4月 ツマキチョウ シロチョウ科

 モンシロチョウよりもやや小さい白い蝶で、前翅の先端が尖り、雄の場合はその先端部分のみがオレンジ色をしている。筆者がチョウ採集を始めた中学生の頃(1955年頃)は、住んでいた杉並区高円寺界隈では見られないチョウであった。このチョウを採集するために、わざわざ八王子や高尾(当時の駅名は浅川だった)まで出かけたものである。現在では武蔵野市でも見られるチョウになっている。

 このチョウは、満蒙系のチョウで、日本以外ではロシア沿海、朝鮮半島、中国に分布し、年1回サクラの花が咲く春先にだけ羽化し、短い期間だけ飛び回るが、それ以降は翌年の春まで姿をみることができない。カタクリの花のようにスプリング・エフェメラル(春の儚き命⇒春の妖精)と呼ばれている。

 筆者が中学生頃のチョウの図鑑には、ツマキチョウの幼虫が食べる食草は、ハタザオ、ヤマハタザオと書かれてあった。これらの植物はナズナ(ペンペングサ)に近い仲間の草であり、ナズナの果実は三味線のバチに似た三角形であるのに対して、ハタザオの果実は棒状であるためハタザオの名がある。これらの植物は山地に近い人里~山地にかけての草原や林縁など、夏が涼しい地域に生育しており、家が建てこみ、緑が少なく夏が蒸し暑い市街地の高円寺では見られなかった植物で、そのためツマキチョウもみられなかった。

 しかし近年、市街地でもツマキチョウが見られるようになったが、その理由は、ハタザオなどの食草に加えて、オオアラセイトウ(別名ショカッサイ、紫金草、ハナダイコン、ムラサキハナナ)を食草として利用するようになったからである。

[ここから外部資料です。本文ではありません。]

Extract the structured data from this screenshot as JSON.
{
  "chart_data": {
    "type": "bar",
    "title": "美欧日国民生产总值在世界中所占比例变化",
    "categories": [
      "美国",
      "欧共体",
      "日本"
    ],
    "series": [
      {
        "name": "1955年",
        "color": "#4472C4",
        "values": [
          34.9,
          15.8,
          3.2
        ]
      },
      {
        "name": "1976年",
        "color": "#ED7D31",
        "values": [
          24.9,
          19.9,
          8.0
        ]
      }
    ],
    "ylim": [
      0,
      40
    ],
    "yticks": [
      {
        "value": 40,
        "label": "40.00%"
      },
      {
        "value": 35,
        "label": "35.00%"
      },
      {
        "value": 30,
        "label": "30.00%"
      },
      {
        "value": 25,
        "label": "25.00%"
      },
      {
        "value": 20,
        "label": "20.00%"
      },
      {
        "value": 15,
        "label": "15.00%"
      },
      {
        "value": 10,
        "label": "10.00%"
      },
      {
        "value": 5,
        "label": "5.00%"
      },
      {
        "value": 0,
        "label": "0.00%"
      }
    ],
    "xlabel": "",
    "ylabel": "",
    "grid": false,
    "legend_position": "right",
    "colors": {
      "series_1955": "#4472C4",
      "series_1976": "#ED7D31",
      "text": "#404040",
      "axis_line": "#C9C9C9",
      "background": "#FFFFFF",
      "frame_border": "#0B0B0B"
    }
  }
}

 このオオアラセイトウは、中国原産であるが、H大学のY博士が、戦後南京で採取した種子を、ある考えに基づき、拡散・繁殖運動を行い、賛同者も多く、ここ数十年の間に雑草のように市街地のあちこちでも見られる植物になったようだ。それがツマキチョウの市街地への進出になっているように思われる。その運動の是非はさておき、外国の植物の雑草的な繁茂によりツマキチョウが市街地進出を果たしたことは、生態系保全の面からみて、どう考えるべきか、単純には喜べないと思う。